Shirley — A Tale of Lovers and Luddites

Upon hearing my assessment of Villette, the friend who (decades ago) first turned me on to Jane Eyre told me that Shirley is her second-favorite Bronte book. That ranking persuaded me to give it a read.

Published two years after Jane Eyre, Shirley shows many of Charlotte's hallmarks, including the matter-of-fact narration interspersed with starkly lovely depictions of environs or feelings; the strong female character who defies traditional society's expectations; the unexpected relation between some characters; and the man of action who spurs yearnings in a young woman unaccustomed to romance. While I found it less satisfying than Jane Eyre or Villette, Shirley's wondrous prose has brightened my past few months.

Unlike Jane Eyre and Villette, which are told through their protagonists' eyes, Shirley is written in the third person (by an omniscient narrator). It focuses on two young women: Caroline Helstone (age 18), an apparent orphan living with her minister uncle, and Shirley Keeldar (21), an heiress with a middling estate. We learn of their friendship, their hopes and fears, their loves (mill owner Robert Moore and his tutor brother Louis, respectively), and the external forces that influence all of those.

Where Charlotte framed the other two books I've reviewed as more-or-less contemporary tales, Shirley (published in 1849) is a period piece. Set in the 1811-12 timeframe, its events are colored by the Napoleonic Wars. That was also the early period of the Luddite rebellions against new technologies that put many laborers out of work; this rebellion plays a large role in the book.

Here is an overview of some of my most and least favorite aspects of Shirley. Some standout excerpts from the book can be found on this page.

Strengths. As usual, I'll begin by praising Bronte's wordsmithery. Her prose frequently made me shake my head in wonder or laugh out loud. (I'm sure some of her mid-19th-century humor eluded me, but the jokes I recognized were wonderfully whimsical.)

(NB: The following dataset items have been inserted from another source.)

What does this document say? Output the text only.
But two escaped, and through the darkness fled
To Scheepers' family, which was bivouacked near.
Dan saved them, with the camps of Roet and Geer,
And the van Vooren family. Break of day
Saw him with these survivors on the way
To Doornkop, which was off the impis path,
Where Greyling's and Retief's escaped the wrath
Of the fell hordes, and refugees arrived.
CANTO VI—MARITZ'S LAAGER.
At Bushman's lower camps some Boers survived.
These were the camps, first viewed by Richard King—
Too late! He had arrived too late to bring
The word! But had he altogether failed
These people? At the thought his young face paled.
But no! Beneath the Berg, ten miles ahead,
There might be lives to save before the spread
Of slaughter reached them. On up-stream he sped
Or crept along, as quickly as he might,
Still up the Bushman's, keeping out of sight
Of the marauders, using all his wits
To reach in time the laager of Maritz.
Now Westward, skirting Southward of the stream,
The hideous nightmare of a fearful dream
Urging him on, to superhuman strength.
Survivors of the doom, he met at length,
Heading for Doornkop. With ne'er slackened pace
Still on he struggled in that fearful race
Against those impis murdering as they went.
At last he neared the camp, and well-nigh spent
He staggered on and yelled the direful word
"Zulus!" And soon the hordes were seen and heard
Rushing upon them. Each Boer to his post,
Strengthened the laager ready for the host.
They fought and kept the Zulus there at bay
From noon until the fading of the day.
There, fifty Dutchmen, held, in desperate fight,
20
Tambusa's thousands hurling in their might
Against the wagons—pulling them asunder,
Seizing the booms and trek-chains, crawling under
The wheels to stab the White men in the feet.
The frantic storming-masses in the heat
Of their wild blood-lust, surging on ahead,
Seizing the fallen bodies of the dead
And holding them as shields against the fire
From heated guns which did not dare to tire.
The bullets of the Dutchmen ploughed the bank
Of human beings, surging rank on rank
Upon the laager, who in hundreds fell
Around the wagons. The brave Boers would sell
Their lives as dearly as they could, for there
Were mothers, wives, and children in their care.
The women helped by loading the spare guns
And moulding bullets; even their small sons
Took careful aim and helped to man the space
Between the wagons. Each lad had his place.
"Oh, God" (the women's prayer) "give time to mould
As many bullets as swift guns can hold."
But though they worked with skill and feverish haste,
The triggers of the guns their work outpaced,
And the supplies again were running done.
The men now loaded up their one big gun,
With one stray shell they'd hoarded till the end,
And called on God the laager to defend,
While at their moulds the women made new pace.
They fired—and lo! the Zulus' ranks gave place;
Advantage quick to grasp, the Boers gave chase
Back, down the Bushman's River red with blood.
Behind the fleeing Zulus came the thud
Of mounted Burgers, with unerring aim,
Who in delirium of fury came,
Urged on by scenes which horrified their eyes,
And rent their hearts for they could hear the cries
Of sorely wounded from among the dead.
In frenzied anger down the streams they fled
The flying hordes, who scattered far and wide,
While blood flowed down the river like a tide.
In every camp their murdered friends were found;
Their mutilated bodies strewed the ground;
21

She was a sharp observer of relations between the classes. While most of the characters in Shirley occupy relatively elite stations, varying strata of aristocracy exist (and are generally acknowledged); meanwhile, some occupants of lower classes also appear. Class dynamics and social mores form much of the story's dramatic tension. In a time when one stuck to one's station and married for advantage rather than for love, these characters were revolutionary.

Bronte repeatedly uses the title character to take an admirably controversial stand for women. Scoffing at fulfilling social expectations of her gender, Shirley is, throughout most of the book, a prototypical "strong woman."

Characters' realistically depicted thoughts and emotions add richness to the narrative. A reader will often recognize him- or herself, or perhaps friends or acquaintances, in the characters' opinions and feelings.

Weaknesses. While there is much to love about Shirley, I didn't care for some aspects.

An obvious objection is that it takes too long for the "real" stories to take flight. We spend eons reading about a man, his mill, and the Luddites who oppose him. We also make the extended acquaintance of some young curates who are held up for repeated ridicule. However, we don't even hear Shirley's name until we're 30% of the way through this immense novel (my paperback edition was 600+ pages), by which point we may feel as if we've already read an entire book.

Other factors also made the story "drag." Bronte sometimes spent pages examining the attributes and tendencies of minor characters who then played little if any further role in the proceedings; those pages seemed like writing exercises rather than being devoted to the service of the story.

Another weak point is the lead women's inconsistency. Charlotte is presented as a fairly bright, self-possessed young woman, a cut above what one would expect from a teenager; however, she becomes a lovestruck mess, spying on the man whose company she craves and weeping over his lack of attention to her. Furthermore, Shirley — that rock of feminist power — says she wants a "master" for her husband, a man whom she finds it "very possible to fear." That strikes me as being against her character.

Apart from the type of husband she desires, Shirley is, in general, presented as being virtually perfect; Bronte spends long paragraphs describing her in glowing tones (see Shirley quotations). I found that unrealistic and sometimes cloying.

In addition, as much as Bronte delights readers by exposing people's foibles, I felt she did that excessively here — too many characters who held, and cheerfully expressed, views that a modern reader would find heinous. Mr. Helstone and Mr. Sympson in particular, but quite a few others as well, supplied an endless stream of inanities that were initially amusing but became a bit tiresome.

None of these criticisms is great enough to detract from the book's overall worthiness. I simply found the shortcomings substantial enough to put Shirley in third place, behind Jane Eyre and Villette, in my ranking of Charlotte Bronte's amazing novels.